Reviews

Hamlet with Ian McKellen at Theatre Royal Windsor – review

McKellen plays the titular role in this age-blind production.

Sarah Crompton

Sarah Crompton

| London |

21 July 2021

Ian McKellen as Hamlet
Ian McKellen as Hamlet
© Marc Brenner

Headlines have accompanied every step of the long, pandemic-delayed run-up to the opening of this production of Hamlet. The main one was that at the age of 82, Ian McKellen was about to become the oldest Prince of Denmark the UK has ever seen. He was doing so in a production that was age, colour and gender blind, with Francesca Annis, once McKellen's Juliet, now cast as the ghost of Hamlet's father and an Ophelia in the shape 20-something Alis Wyn Davies. So far, so intriguing.

Then bad news began to break. Steven Berkoff, who was due to play Polonius, left the production as had Emmanuella Cole, cast as Laertes, his son. She had complained about his behaviour to the actors' union Equity. McKellen was "under strain" and even "in tears" – claims hotly denied.

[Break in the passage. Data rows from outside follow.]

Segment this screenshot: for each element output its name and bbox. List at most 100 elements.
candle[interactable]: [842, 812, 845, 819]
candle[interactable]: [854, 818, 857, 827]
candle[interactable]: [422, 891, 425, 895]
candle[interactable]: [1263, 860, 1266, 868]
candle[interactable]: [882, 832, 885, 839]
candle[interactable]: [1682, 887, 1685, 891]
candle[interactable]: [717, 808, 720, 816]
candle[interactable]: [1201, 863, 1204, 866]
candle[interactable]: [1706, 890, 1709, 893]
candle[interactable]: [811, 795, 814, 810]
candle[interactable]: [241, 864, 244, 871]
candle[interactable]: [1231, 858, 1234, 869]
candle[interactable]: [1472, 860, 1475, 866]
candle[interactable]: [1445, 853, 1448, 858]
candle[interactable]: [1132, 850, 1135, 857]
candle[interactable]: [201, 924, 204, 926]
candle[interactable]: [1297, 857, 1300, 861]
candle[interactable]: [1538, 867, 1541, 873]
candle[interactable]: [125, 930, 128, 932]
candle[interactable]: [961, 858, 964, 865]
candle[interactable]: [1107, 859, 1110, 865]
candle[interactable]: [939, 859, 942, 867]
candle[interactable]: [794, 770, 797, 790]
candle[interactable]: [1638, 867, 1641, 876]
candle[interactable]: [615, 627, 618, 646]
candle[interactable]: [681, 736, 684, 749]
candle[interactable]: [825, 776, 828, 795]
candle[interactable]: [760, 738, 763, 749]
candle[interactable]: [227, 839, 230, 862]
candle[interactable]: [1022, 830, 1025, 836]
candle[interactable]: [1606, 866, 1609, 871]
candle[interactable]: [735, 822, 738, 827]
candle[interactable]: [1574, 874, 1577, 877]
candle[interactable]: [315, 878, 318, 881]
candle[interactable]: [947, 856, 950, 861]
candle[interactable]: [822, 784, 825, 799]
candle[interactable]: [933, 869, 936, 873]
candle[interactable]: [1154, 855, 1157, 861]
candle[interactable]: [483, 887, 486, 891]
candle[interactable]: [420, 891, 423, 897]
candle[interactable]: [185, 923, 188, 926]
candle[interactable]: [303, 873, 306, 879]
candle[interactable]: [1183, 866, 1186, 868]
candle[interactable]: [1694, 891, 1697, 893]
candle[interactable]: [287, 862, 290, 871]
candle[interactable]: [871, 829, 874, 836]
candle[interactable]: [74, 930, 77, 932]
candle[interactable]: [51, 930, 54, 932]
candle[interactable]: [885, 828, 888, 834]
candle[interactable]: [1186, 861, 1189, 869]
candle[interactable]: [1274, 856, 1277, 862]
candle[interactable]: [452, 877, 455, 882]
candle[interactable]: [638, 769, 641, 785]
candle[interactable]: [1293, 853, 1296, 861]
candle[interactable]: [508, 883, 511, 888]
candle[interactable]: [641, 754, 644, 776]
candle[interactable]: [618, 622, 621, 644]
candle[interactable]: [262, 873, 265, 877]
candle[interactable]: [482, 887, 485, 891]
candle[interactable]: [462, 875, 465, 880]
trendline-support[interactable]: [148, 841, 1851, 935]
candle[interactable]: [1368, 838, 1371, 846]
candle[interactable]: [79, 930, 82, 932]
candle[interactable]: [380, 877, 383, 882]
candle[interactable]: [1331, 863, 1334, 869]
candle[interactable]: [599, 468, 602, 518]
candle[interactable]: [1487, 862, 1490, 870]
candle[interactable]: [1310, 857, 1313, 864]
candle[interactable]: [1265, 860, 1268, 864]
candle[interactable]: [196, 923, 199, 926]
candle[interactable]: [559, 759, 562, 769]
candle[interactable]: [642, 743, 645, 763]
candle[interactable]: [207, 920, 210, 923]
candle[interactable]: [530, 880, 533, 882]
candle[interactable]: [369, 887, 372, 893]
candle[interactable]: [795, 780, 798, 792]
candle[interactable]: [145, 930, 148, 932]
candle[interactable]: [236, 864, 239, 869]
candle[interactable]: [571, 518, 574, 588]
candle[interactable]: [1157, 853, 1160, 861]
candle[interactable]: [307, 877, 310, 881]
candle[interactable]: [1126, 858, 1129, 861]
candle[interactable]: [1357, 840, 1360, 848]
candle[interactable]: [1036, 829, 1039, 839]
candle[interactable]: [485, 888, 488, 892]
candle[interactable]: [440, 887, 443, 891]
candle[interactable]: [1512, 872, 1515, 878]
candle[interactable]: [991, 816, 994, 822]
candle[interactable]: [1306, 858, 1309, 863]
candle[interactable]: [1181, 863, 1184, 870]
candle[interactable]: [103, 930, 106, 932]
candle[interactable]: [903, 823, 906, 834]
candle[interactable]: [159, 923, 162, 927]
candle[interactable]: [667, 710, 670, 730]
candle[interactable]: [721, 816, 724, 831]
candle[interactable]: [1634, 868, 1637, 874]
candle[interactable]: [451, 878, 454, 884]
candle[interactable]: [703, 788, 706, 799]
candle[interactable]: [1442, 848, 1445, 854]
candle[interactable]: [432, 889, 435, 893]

If only the production had been as sensational as the anticipation. When Hamlet, directed by Sean Mathias finally opened in sweltering heat, in a non-socially-distanced Edwardian playhouse, what the audience were presented with was a chance to watch one of the greatest actors of our age have another shot at a character whom he first played fifty years ago. And some decent performances around him. It was all right, but it didn't set the world alight.

McKellen remains the principal reason to see the show. His familiarity with the language of Shakespeare gives him the sense of living inside it, making it seem entirely natural as spoken English, lending each utterance a conversational feel that reaps many rich rewards. It is particularly effective in the soliloquies that have become over-familiar: his "To be or not to be" is delivered in discussion with Ben Allen's humane and attentive Horatio, reading from a book, making its statements casual and questioning: "What a piece of work is man" ends with every syllable of "quintessence" rolled around his mouth as if savouring the thought.

Ian McKellen
Ian McKellen
© Marc Brenner

But he also finds unexpected moments all through the text. When the Player King breaks down in tears, he answers his own question as he marvels at his tears – "All for nothing" – switching quickly to the thought "Well, for Hecuba." The discovery of Yorick's skull is played without fear and with the relaxed confidence that comes with the years. His verse-speaking yields constant surprises: things you expect to be loud are quiet, other moments are explosive.

It's impossible not to notice his age, however heavily disguised it is by hoodies, T-shirts and drainpipe jeans. But it doesn't really matter when he's alone, or with Jonathan Hyde's excellent, oily Claudius. He pulls off the fighting and the running up and down the stairs on Lee Newby's cumbersome set quite effectively. Where it feels more problematic is in the scenes with Ophelia, where the contrast between them is just uncomfortable.

That set is a problem too. With its overhead gantry, and the audience sitting around on stage, it isolates actors from each other so they end up communicating over distance and Wayne McGregor's choreography doesn't seem to have extended beyond the scenes with the players; too often you are faced with the idea that all actors need to do is stand still and speak their lines. This tendency is compounded by the fact Mathias doesn't seem to have a view of the play; he throws in gimmicks such as an exercise bike for Hamlet and some loud pop music, but each individual seems very much left to make their own mark.

Some do this very well. Frances Barber as Polonius and Ashley D Gayle as Laertes, both late recruits to their roles, pull them off with considerable liveliness. Wyn Davies, although lumbered with both a guitar and a terrible series of costumes, and forced to sing most of her lines, gives off a terrible, wounded ferocity as Ophelia. Annis impresses with her brief appearance. Llinos Daniel is actually funny as the gravedigger.

But as the evening progressed, I found myself remembering Rita's immortal line in Willy Russell's Educating Rita when asked how she would solve the staging problems of Peer Gynt. "Do it on the radio." There was nothing I was watching that wouldn't have been equally or better served by simply listening to it. For all its apparent modishness, the production is stodgily old-fashioned.

What you are left with is the pleasure of hearing McKellen, one of our greatest actors, speaking the lines, thinking them aloud for a second time, returning to a part he felt he had failed in. Perhaps that's enough to justify all those headlines.